Father Lincoln said church officials here investigated Father Shanley after it became clear he had a history of sexual abuse to see whether he had had contact with children in San Bernardino. He celebrated Mass at St. Anne on an occasional basis and conducted one heavily supervised field trip, Father Lincoln said.

Father Shanley, 70, is apparently living in San Diego but has not come forward to comment on the accusations in Boston, where officials received the first of at least 26 complaints about him in 1967. At least two men have recently said they were abused by him.
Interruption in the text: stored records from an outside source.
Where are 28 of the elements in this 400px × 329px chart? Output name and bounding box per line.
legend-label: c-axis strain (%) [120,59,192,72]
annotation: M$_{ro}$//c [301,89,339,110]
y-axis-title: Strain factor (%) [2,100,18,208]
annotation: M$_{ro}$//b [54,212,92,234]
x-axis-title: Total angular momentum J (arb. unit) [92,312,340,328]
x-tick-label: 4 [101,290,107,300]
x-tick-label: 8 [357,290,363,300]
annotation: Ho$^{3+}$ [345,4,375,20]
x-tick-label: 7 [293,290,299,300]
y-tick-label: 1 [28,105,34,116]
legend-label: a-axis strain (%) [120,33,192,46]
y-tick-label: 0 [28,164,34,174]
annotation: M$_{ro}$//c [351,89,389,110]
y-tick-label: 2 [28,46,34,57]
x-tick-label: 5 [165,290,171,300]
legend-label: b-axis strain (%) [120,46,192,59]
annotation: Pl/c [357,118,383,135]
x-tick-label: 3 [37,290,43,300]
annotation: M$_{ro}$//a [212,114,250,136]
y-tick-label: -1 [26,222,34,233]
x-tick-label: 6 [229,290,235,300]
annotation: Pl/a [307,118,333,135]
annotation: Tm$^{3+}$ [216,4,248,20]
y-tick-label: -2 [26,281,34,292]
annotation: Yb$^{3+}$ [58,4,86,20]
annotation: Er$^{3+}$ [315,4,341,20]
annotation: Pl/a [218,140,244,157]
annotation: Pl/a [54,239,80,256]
The case of Father Ramos concerns an incident in 1992 at St. Rita's Catholic School in Indianapolis. The principal had asked him to look into who had set off stink bombs in a classroom. Father Ramos questioned a dozen seventh- and eighth-grade boys, and in the process he is said to have strip-searched some of the boys and fondled at least one.

The diocesan spokesman, Father Lincoln, said that officials at Father Ramos's order, the Society of the Divine Word, based in Illinois, had written to the diocese in 1994 to say Father Ramos had been involved in a legal matter that was reduced to a misdemeanor. In addition, he said, the order described Father Ramos as being of good moral character and said there were no matters that would preclude him from effectively serving the diocese.

Father Lincoln said that, given such an evaluation, the diocese saw no need to look into the misdemeanor. But he would have liked more details concerning the events in 1992 in Indianapolis, he said.

In light of the two cases, Father Lincoln went on, the diocese is reviewing the files of about 400 active and retired priests and has begun taking fingerprints and conducting criminal background checks of priests.

"We are trying to vigilantly avoid any mistakes of the past," Father Lincoln said. "We're trying to refine and develop as airtight a process as possible."